A bean bag round entered Mr. Mitchell’s left eye socket, shattering the orbital wall and fracturing the left side of his skull and facial bones. The bean bag round became lodged into his eye, with strands of the round protruding out of his left eye socket.
Mr. Mitchell became immediately disoriented and fell face forward, his nostrils filled with blood impairing his breathing. The officers on-scene responded by pinning him to the ground, with their knees in his back, before handcuffing him and pulling him into a vehicle.
His friends found him two days later, disoriented and shackled to a gurney in the hospital, having undergone surgery. Law enforcement had concealed his location. He was still in pain and could not see out of his left eye.
While in the hospital, Mr. Mitchell was not informed that, during this time, he had been charged with criminal trespass and obstruction of a government function, which carries a maximum sentence of two years and $6,000 in fines. Nor was he informed that a warrant was issued for his failure to appear in court. His charges were eventually dismissed through a pretrial diversion agreement.
Mr. Mitchell still suffers from loss of vision, hearing, and smell, in addition to suffering from chronic and debilitating pain on the left side of his face. He has undergone several medical procedures to treat his injuries.

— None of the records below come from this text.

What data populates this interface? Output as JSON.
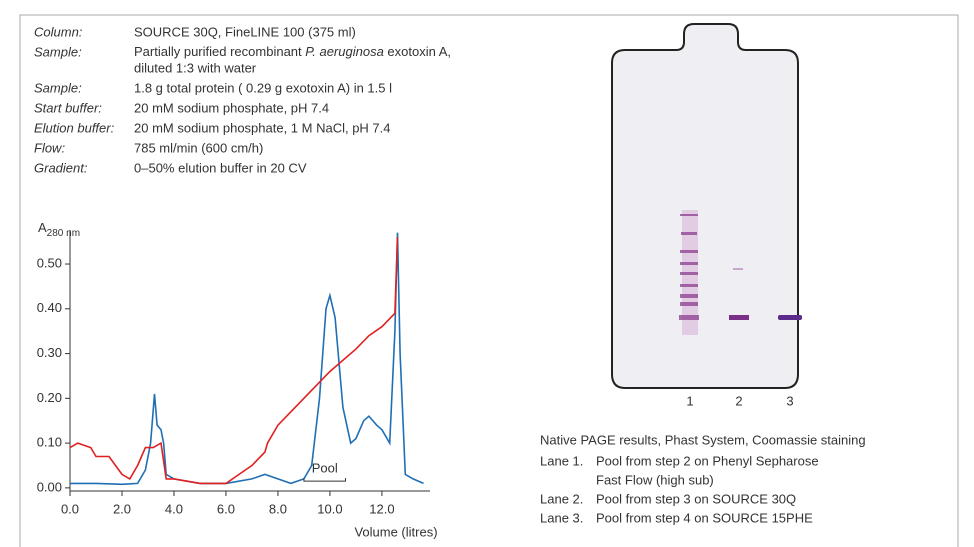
{
  "conditions": [
    {
      "label": "Column:",
      "value": [
        "SOURCE 30Q, FineLINE 100 (375 ml)"
      ]
    },
    {
      "label": "Sample:",
      "value": [
        "Partially purified recombinant ",
        "P. aeruginosa",
        " exotoxin A,",
        "diluted 1:3 with water"
      ]
    },
    {
      "label": "Sample:",
      "value": [
        "1.8 g total protein ( 0.29 g exotoxin A) in 1.5 l"
      ]
    },
    {
      "label": "Start buffer:",
      "value": [
        "20 mM sodium phosphate, pH 7.4"
      ]
    },
    {
      "label": "Elution buffer:",
      "value": [
        "20 mM sodium phosphate, 1 M NaCl, pH 7.4"
      ]
    },
    {
      "label": "Flow:",
      "value": [
        "785 ml/min (600 cm/h)"
      ]
    },
    {
      "label": "Gradient:",
      "value": [
        "0–50% elution buffer in 20 CV"
      ]
    }
  ],
  "chart_data": {
    "type": "line",
    "ylabel": "A",
    "ylabel_sub": "280 nm",
    "xlabel": "Volume (litres)",
    "xlim": [
      0,
      13.85
    ],
    "ylim": [
      -0.007,
      0.576
    ],
    "xticks": [
      {
        "value": 0,
        "label": "0.0"
      },
      {
        "value": 2,
        "label": "2.0"
      },
      {
        "value": 4,
        "label": "4.0"
      },
      {
        "value": 6,
        "label": "6.0"
      },
      {
        "value": 8,
        "label": "8.0"
      },
      {
        "value": 10,
        "label": "10.0"
      },
      {
        "value": 12,
        "label": "12.0"
      }
    ],
    "yticks": [
      {
        "value": 0,
        "label": "0.00"
      },
      {
        "value": 0.1,
        "label": "0.10"
      },
      {
        "value": 0.2,
        "label": "0.20"
      },
      {
        "value": 0.3,
        "label": "0.30"
      },
      {
        "value": 0.4,
        "label": "0.40"
      },
      {
        "value": 0.5,
        "label": "0.50"
      }
    ],
    "series": [
      {
        "color": "#1f6fb5",
        "x": [
          0,
          1.0,
          2.0,
          2.6,
          2.9,
          3.1,
          3.25,
          3.35,
          3.5,
          3.6,
          3.7,
          4.0,
          5.0,
          6.0,
          7.0,
          7.5,
          8.0,
          8.5,
          9.0,
          9.3,
          9.6,
          9.85,
          10.0,
          10.2,
          10.5,
          10.8,
          11.0,
          11.3,
          11.5,
          11.8,
          12.0,
          12.3,
          12.5,
          12.6,
          12.7,
          12.9,
          13.2,
          13.6
        ],
        "values": [
          0.01,
          0.01,
          0.008,
          0.01,
          0.04,
          0.1,
          0.21,
          0.14,
          0.13,
          0.1,
          0.03,
          0.02,
          0.01,
          0.01,
          0.02,
          0.03,
          0.02,
          0.01,
          0.02,
          0.05,
          0.2,
          0.4,
          0.43,
          0.38,
          0.18,
          0.1,
          0.11,
          0.15,
          0.16,
          0.14,
          0.13,
          0.1,
          0.35,
          0.57,
          0.3,
          0.03,
          0.02,
          0.01
        ]
      },
      {
        "color": "#e02020",
        "x": [
          0,
          0.3,
          0.8,
          1.0,
          1.5,
          2.0,
          2.3,
          2.6,
          2.9,
          3.2,
          3.5,
          3.7,
          4.0,
          5.0,
          6.0,
          6.5,
          7.0,
          7.5,
          7.6,
          8.0,
          9.0,
          10.0,
          11.0,
          11.5,
          12.0,
          12.5,
          12.6
        ],
        "values": [
          0.09,
          0.1,
          0.09,
          0.07,
          0.07,
          0.03,
          0.02,
          0.05,
          0.09,
          0.09,
          0.1,
          0.02,
          0.02,
          0.01,
          0.01,
          0.03,
          0.05,
          0.08,
          0.1,
          0.14,
          0.2,
          0.26,
          0.31,
          0.34,
          0.36,
          0.39,
          0.56
        ]
      }
    ],
    "annotations": [
      {
        "text": "Pool",
        "x": [
          9.0,
          10.6
        ],
        "y": 0.015
      }
    ]
  },
  "gel": {
    "lanes": [
      "1",
      "2",
      "3"
    ]
  },
  "caption": {
    "title": "Native PAGE results, Phast System, Coomassie staining",
    "lanes": [
      {
        "label": "Lane 1.",
        "text": [
          "Pool from step 2 on Phenyl Sepharose",
          "Fast Flow (high sub)"
        ]
      },
      {
        "label": "Lane 2.",
        "text": [
          "Pool from step 3 on SOURCE 30Q"
        ]
      },
      {
        "label": "Lane 3.",
        "text": [
          "Pool from step 4 on SOURCE 15PHE"
        ]
      }
    ]
  }
}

Mr. Mitchell’s lawsuit argues that North Dakota law enforcement officers violated his constitutional rights to defend indigenous sacred land and resources recognized in the United Nations Declaration on the Rights of Indigenous Peoples and the United National Declaration of Human Rights Defenders.

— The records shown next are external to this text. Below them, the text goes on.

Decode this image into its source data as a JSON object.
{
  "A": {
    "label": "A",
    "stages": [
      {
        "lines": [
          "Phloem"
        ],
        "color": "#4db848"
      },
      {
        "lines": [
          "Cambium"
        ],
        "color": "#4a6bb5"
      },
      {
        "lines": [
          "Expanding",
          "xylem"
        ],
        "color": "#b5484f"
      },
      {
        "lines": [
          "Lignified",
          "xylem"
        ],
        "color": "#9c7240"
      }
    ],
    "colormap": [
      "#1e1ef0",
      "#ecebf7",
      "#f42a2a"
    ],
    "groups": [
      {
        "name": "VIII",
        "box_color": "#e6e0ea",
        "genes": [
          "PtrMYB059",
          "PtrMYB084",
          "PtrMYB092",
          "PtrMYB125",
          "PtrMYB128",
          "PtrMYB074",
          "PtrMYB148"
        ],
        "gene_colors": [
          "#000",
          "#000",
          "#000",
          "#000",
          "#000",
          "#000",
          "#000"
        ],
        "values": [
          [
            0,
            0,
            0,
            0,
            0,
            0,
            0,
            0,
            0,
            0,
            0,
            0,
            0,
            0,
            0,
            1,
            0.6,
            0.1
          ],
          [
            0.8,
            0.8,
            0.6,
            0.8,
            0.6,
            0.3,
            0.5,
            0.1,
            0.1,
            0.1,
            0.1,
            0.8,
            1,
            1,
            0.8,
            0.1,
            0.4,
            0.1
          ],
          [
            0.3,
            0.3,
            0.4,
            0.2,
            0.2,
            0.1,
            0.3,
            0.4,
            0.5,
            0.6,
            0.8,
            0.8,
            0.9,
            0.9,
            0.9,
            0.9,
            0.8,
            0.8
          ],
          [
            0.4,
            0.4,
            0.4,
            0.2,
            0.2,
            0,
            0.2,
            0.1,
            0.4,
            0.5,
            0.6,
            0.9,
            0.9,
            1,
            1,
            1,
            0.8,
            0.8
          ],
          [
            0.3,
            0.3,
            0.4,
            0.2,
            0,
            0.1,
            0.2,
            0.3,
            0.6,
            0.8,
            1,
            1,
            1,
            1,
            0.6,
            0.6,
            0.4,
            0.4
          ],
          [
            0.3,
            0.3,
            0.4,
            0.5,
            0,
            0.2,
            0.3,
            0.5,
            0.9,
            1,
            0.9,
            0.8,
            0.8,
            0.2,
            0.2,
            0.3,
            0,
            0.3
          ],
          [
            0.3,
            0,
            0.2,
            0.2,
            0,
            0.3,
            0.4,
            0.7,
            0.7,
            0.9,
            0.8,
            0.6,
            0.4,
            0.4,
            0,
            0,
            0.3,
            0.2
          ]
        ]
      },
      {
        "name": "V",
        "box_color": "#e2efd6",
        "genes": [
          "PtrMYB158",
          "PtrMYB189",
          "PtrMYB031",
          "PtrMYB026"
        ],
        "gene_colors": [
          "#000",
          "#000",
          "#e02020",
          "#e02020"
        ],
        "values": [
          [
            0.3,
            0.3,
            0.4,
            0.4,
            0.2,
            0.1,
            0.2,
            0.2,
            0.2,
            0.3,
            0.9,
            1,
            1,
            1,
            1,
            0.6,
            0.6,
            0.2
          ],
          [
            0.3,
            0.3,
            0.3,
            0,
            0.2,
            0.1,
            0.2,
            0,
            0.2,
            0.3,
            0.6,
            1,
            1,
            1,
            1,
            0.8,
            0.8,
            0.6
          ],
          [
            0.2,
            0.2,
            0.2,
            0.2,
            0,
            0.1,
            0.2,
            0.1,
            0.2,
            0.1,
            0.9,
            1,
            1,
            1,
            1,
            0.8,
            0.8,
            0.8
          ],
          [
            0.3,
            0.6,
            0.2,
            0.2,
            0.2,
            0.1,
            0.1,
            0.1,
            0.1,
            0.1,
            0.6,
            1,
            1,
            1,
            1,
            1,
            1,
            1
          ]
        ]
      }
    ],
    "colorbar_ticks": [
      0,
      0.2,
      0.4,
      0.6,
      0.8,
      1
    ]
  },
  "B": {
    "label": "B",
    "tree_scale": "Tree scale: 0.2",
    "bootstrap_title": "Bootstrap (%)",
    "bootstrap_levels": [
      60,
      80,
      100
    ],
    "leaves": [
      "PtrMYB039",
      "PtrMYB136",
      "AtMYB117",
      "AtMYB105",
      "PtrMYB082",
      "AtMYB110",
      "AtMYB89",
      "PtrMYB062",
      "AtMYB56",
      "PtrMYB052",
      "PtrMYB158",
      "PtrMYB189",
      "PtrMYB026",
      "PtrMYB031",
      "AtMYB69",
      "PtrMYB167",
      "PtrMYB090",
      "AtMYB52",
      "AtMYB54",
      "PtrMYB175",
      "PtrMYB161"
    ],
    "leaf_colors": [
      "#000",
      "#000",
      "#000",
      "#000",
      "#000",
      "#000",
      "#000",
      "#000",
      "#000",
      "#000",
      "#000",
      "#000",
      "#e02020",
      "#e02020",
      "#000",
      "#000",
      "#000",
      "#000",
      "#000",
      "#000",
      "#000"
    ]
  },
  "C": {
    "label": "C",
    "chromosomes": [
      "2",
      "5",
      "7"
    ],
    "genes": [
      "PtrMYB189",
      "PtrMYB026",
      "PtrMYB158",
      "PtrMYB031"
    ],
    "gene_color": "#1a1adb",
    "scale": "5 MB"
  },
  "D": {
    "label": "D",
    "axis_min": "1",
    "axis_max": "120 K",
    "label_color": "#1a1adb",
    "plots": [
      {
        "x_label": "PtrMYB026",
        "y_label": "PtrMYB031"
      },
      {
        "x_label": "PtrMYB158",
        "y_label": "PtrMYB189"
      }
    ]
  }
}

The complaint also details the Morton County Sheriff’s Office’s policy and practice of using excessive force against the DAPL water protectors, including their reckless use of “less lethal” weapons. Throughout the DAPL protests, the County routinely equipped the law enforcement officers under its discretion with these weapons, including bean bag guns, without adequate training or accountability.
“North Dakota law enforcement’s clear aggression towards peaceful protestors, coupled with widespread use of unregulated weapons by untrained officers is alarming and reckless,” said Vanessa del Valle of the MacArthur Justice Center. “So-called ‘less lethal’ weapons are still dangerous weapons. They can – and do – inflict severe, including lethal, harm, especially when used indiscriminately or inappropriately. They are not something to be handed out lightly. They need to be highly regulated and officers need to be specifically trained.”
The lawsuit was filed in the Western District of North Dakota and argues violations of the First, Fourth and Fourteenth Amendments to the U.S. Constitution. Defendants include the City of Bismarck, Morton County, Morton County Sheriff Kyle Kirchmeier, who was recently the subject of an online petition calling for his removal, which garnered hundreds of thousands of signatures. The attorneys for Mr. Mitchell are: Sheila Bedi and Vanessa del Valle of the Roderick and Solange MacArthur Justice Center at the Northwestern Pritzker School of Law, Shubra Ohri from Chicago, Illinois and Lawrence E. Chacon from New Mexico.